Y dicen también que uno no llega a valorar realmente lo que tiene hasta que lo pierde, y yo perdí mi talla 38, mi talla 40, mi talla 42, mi talla 44 y mi talla 46. Aunque quizás no debería decir que las perdí: simplemente las cambié. Las cambié por unas buenas hamburguesas, que por cierto, me supieron a gloria.

burgers

Empecé a ser oficialmente ex-delgada cuando me fui a vivir a Estados Unidos. Los Estados Unidos de América, tierra de la obesidad mórbida… ¡yo no podía ser menos! A favor de este país diré que no todo el mundo es gordo y no todos llevan una alimentación de mierda. En su contra diré que hay millones de lugares repletos de menús hipercalóricos que lejos de dar bastante asquete (como asquete me da a mí el KFC, por ejemplo) tienen una comida que te quieres morir del gustico. ¿Y qué vas a hacer, no comértela?

Dicen que donde fueres haz lo que vieres, pues bien, queridas amigas, yo me fui a vivir a los States y me probé todas las hamburguesas y todas las pizzas de Nueva York. Pasado un año me volví a España con una maleta llena de experiencias, un montón de buenos recuerdos, y, como ya os habréis imaginado, unas cuantas tallas de más. Se fue una persona, volvió otra completamente diferente. Y parece que la nueva yo no pudo pasar desapercibida.

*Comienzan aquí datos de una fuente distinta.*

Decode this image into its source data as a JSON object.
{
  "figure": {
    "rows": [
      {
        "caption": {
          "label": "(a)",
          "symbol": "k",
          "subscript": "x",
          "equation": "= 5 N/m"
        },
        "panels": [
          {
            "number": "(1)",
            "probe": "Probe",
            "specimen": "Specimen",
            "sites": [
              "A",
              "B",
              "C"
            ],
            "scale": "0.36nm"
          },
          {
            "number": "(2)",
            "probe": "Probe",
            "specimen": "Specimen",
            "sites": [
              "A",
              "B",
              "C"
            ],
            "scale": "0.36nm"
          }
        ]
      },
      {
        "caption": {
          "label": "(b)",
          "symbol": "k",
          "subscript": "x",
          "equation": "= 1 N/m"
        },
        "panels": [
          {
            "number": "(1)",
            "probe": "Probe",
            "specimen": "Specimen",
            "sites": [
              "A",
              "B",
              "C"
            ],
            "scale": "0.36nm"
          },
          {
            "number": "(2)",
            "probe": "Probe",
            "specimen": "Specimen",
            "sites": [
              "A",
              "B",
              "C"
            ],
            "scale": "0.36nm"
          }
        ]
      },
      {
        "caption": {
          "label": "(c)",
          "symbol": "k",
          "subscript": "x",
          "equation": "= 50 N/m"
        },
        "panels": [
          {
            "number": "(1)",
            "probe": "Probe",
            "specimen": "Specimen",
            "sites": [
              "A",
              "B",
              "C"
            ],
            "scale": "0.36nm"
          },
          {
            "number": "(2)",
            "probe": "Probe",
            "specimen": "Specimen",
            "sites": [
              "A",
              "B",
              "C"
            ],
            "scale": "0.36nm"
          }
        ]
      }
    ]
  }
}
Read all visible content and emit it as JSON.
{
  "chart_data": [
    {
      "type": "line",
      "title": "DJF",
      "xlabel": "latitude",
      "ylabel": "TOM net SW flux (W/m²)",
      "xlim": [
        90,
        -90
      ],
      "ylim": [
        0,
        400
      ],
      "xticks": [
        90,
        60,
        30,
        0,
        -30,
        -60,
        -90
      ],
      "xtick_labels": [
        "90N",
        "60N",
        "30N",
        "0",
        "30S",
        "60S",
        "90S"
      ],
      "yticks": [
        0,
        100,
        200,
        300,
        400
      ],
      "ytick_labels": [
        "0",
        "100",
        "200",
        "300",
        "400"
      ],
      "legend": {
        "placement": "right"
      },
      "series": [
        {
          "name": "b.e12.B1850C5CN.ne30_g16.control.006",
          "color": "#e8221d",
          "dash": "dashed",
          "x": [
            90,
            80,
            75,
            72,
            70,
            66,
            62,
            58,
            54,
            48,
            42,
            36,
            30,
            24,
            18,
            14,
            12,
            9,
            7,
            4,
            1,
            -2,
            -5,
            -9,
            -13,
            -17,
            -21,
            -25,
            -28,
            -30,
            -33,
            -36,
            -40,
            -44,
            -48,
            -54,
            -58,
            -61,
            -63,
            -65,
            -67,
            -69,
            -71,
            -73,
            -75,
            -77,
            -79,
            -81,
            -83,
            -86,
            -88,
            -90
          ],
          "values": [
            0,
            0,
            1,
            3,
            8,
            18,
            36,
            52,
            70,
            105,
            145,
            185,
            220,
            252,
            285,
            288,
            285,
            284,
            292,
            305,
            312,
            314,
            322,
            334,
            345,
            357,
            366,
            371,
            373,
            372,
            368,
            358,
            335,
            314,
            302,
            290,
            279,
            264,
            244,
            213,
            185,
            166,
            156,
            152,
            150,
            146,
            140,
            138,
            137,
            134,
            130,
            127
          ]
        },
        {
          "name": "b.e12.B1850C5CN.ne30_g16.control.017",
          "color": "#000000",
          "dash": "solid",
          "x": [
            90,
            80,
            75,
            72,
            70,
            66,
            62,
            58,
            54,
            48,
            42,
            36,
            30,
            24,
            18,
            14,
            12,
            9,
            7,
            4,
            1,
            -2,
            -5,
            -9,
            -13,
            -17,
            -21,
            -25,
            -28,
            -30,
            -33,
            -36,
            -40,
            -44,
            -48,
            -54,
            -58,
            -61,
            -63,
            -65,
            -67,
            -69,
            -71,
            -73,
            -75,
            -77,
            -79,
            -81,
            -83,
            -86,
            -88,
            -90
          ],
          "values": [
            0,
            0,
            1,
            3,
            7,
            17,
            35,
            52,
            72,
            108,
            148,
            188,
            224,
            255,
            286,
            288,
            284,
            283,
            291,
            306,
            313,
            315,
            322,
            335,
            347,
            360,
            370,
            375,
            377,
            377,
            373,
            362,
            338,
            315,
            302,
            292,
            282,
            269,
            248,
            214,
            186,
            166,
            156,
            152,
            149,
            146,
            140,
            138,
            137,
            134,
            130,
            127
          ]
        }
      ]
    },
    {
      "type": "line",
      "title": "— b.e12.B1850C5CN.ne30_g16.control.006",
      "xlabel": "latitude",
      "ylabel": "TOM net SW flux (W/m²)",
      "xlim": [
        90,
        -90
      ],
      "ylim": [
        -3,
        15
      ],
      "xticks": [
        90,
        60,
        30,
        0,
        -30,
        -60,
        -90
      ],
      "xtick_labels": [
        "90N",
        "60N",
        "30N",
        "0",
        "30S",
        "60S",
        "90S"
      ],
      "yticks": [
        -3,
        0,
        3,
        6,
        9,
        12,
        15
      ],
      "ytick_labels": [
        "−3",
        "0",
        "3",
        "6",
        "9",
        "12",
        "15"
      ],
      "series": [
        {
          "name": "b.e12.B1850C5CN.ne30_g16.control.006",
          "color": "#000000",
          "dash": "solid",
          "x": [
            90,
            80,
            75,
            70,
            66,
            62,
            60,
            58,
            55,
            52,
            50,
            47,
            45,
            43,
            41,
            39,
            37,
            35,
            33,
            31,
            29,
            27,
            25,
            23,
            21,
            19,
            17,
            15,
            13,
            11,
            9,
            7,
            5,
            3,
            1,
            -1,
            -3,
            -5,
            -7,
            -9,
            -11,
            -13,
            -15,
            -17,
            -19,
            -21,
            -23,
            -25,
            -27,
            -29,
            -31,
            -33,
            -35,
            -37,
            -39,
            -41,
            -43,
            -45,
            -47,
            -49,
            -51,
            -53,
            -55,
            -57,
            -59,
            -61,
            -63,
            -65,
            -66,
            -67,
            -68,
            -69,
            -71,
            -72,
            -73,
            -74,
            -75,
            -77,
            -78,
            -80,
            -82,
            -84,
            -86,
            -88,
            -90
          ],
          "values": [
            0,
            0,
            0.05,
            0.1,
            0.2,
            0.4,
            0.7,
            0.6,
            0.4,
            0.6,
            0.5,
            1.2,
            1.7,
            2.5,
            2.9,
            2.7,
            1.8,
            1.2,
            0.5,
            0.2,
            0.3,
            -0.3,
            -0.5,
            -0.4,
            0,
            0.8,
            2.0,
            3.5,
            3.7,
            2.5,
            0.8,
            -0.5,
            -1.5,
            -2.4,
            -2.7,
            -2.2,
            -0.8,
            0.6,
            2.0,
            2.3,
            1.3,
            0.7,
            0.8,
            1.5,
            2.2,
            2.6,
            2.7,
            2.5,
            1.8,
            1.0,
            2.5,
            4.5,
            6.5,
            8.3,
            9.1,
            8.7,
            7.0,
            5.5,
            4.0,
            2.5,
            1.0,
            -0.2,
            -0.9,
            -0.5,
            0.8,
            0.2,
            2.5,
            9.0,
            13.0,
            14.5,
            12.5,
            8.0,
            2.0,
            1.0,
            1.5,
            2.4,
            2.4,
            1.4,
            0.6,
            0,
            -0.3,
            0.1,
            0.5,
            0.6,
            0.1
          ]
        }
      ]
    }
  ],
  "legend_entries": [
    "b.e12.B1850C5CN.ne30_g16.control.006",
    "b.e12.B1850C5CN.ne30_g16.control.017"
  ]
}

Qué bonito es eso de volver a tu España querida después de un año haciendo las Américas y que lo primero que te diga la gente sea «madre mía, con lo guapa que estabas». Perdóneme señora, que yo he sido guapa de toda la puta vida. A lo mejor he venido más gorda, pero no se me confunda. Y eso cuando te dicen algo, porque para otras personas aún sigue siendo de una mala educación terrible hacer un comentario sobre el culo de negra que te has traído del otro lado del océano, y aunque sus labios te estén diciendo lo mucho que se alegran de volver a verte sus ojos están gritando: «¡GORDA, GORDA!».

No estoy feliz por estar más gorda. Pero por favor, tampoco quiero estar triste. La gente cambia, los cuerpos cambian, hay incluso quienes, con el paso del tiempo, se quedan calvos. ¿Vamos a odiarlos por eso? No me importa que me digas que estoy más gorda, porque es verdad, y créeme: la primera que se dio cuenta fui yo. Pero qué manía tenemos con hacer sentir mal a la gente cuando engorda y en alabarla cuando adelgaza. Sigo siendo la misma persona. ¿Con más kilos? Pues sí, pero vamos a intentar encontrarle el lado positivo: menudas tetas se me han puesto.